M. Philippe Guilbaud, président de l'Association Nouvelles Voies . - L'Association Nouvelles Voies favorise l'accès aux droits quotidiens en faveur de ses adhérents. À l'origine, le surendettement ne faisait pas partie de nos objectifs. Après seize ans, il représente un quart des dossiers que nous traitons, eu égard à la place que l'endettement, le « malendettement » et le surendettement ont prise en France. De plus, nombreux sont ceux qui ignorent leurs droits, y compris au sein des entreprises. En principe, nous ne visons pas les populations qui sont déjà en grande difficulté. Nous agissons plutôt pour éviter le basculement dans la précarité. C'est l'accès au droit qui nous a amenés au surendettement, mais l'inverse peut être vrai !

Nous accompagnons de nombreuses personnes vers ce droit au compte. Nous dirigeons traditionnellement les personnes vers La Poste, mais aussi désormais vers les comptes Nickel. Les difficultés tiennent à la complexité et à la longueur parfois décourageantes de la procédure. Notre accompagnement permet à nos adhérents d'aller au bout de leurs démarches.

Nous ne pouvons qu'être favorables à la prévention, qui s'inscrit dans le même esprit que nos démarches depuis le début de notre mission. Au sein de l'association, le service de prévention et d'actions collectives de prévention a été mis en place par Catherine Jeandel. Je saisis cette occasion pour lancer un appel, car nous manquons cruellement de moyens financiers pour développer ces actions, en accompagnement individuel ou en prévention collective. Espérons que la baisse des dossiers de surendettement aura des effets positifs.
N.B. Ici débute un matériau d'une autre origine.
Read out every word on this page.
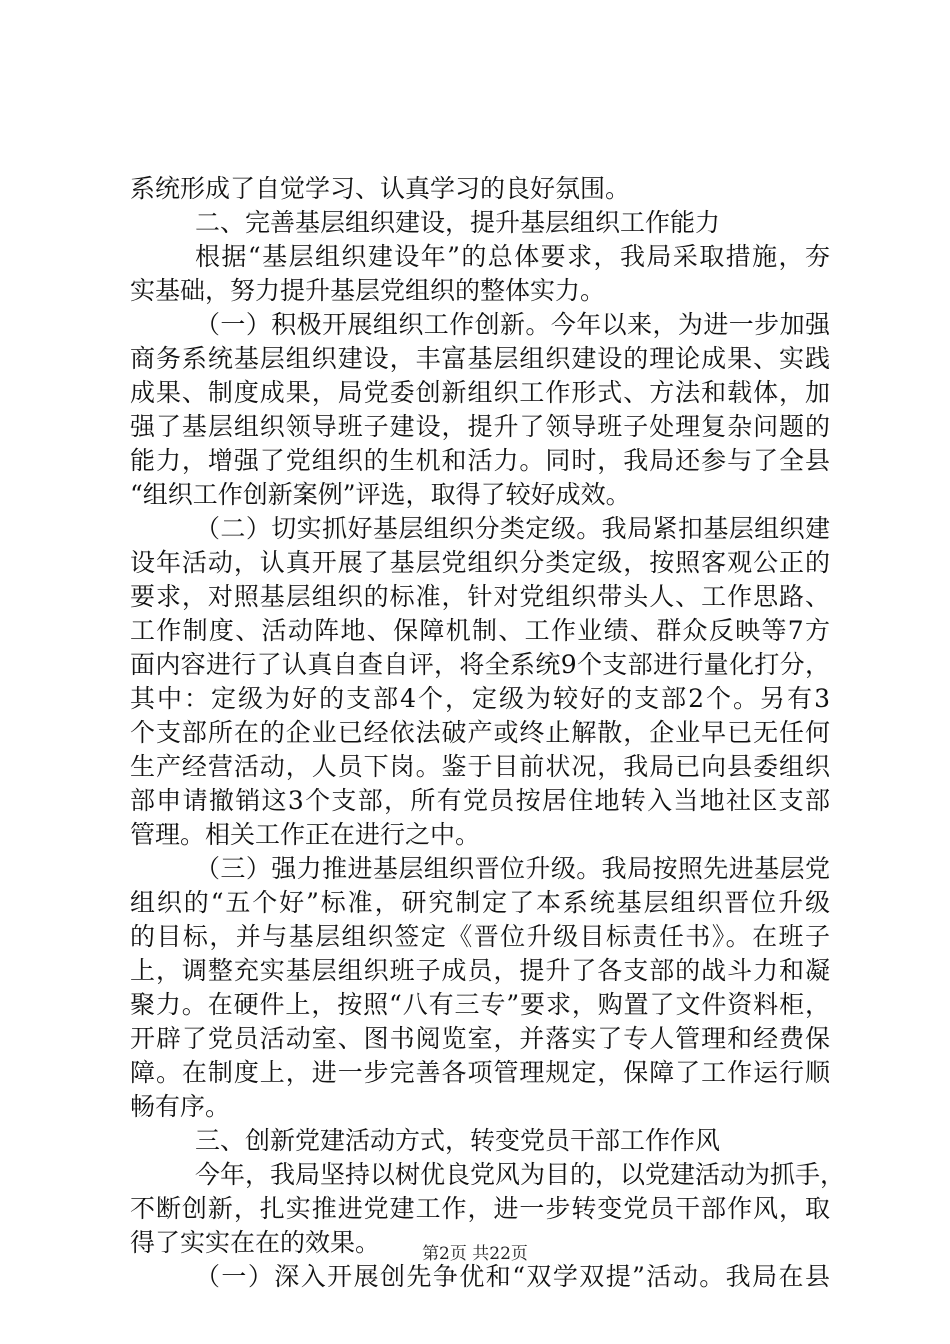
系统形成了自觉学习、认真学习的良好氛围。
二、完善基层组织建设，提升基层组织工作能力
根据“基层组织建设年”的总体要求，我局采取措施，夯
实基础，努力提升基层党组织的整体实力。
（一）积极开展组织工作创新。今年以来，为进一步加强
商务系统基层组织建设，丰富基层组织建设的理论成果、实践
成果、制度成果，局党委创新组织工作形式、方法和载体，加
强了基层组织领导班子建设，提升了领导班子处理复杂问题的
能力，增强了党组织的生机和活力。同时，我局还参与了全县
“组织工作创新案例”评选，取得了较好成效。
（二）切实抓好基层组织分类定级。我局紧扣基层组织建
设年活动，认真开展了基层党组织分类定级，按照客观公正的
要求，对照基层组织的标准，针对党组织带头人、工作思路、
工作制度、活动阵地、保障机制、工作业绩、群众反映等7方
面内容进行了认真自查自评，将全系统9个支部进行量化打分，
其中：定级为好的支部4个，定级为较好的支部2个。另有3
个支部所在的企业已经依法破产或终止解散，企业早已无任何
生产经营活动，人员下岗。鉴于目前状况，我局已向县委组织
部申请撤销这3个支部，所有党员按居住地转入当地社区支部
管理。相关工作正在进行之中。
（三）强力推进基层组织晋位升级。我局按照先进基层党
组织的“五个好”标准，研究制定了本系统基层组织晋位升级
的目标，并与基层组织签定《晋位升级目标责任书》。在班子
上，调整充实基层组织班子成员，提升了各支部的战斗力和凝
聚力。在硬件上，按照“八有三专”要求，购置了文件资料柜，
开辟了党员活动室、图书阅览室，并落实了专人管理和经费保
障。在制度上，进一步完善各项管理规定，保障了工作运行顺
畅有序。
三、创新党建活动方式，转变党员干部工作作风
今年，我局坚持以树优良党风为目的，以党建活动为抓手，
不断创新，扎实推进党建工作，进一步转变党员干部作风，取
得了实实在在的效果。
（一）深入开展创先争优和“双学双提”活动。我局在县
第2页 共22页
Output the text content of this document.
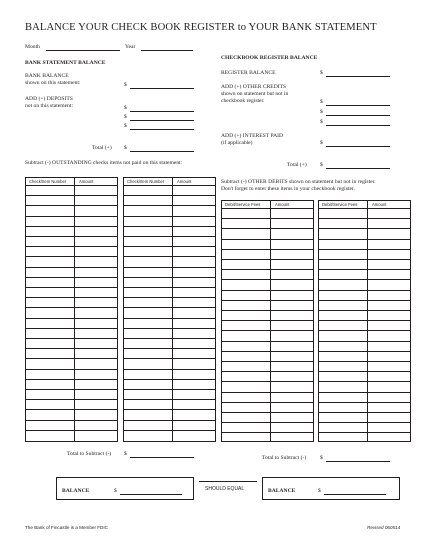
BALANCE YOUR CHECK BOOK REGISTER to YOUR BANK STATEMENT
Month	Year
BANK STATEMENT BALANCE
BANK BALANCE
shown on this statement:	$
ADD (+) DEPOSITS
not on this statement:	$
$
$
Total (+) $
Subtract (-) OUTSTANDING checks items not paid on this statement:
CHECKBOOK REGISTER BALANCE
REGISTER BALANCE	$
ADD (+) OTHER CREDITS
shown on statement but not in
checkbook register.	$
$
$
ADD (+) INTEREST PAID
(if applicable)	$
Total (+) $
Subtract (-) OTHER DEBITS shown on statement but not in register.
Don't forget to enter these items in your checkbook register.
Check/Item Number	Amount	Check/Item Number	Amount
Debit/Service Fees	Amount	Debit/Service Fees	Amount
Total to Subtract (-) $
Total to Subtract (-) $
BALANCE	$	SHOULD EQUAL	BALANCE	$
The Bank of Fincastle is a Member FDIC	Revised 060514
Le numérique est un frein, car de nombreuses personnes n'y ont toujours pas accès aujourd'hui. Pour certaines, les démarches en ligne sont un vrai problème. Nous en avons fait le thème de l'année, afin d'accompagner les bénéficiaires du revenu de solidarité active, les personnes âgées, les jeunes travailleurs, en liaison avec les caisses d'allocations familiales ou les caisses de retraite. L'accès à un guichet et à une personne physique est essentiel pour beaucoup de nos concitoyens, qui préfèrent parfois remplir un formulaire que se retrouver devant un écran.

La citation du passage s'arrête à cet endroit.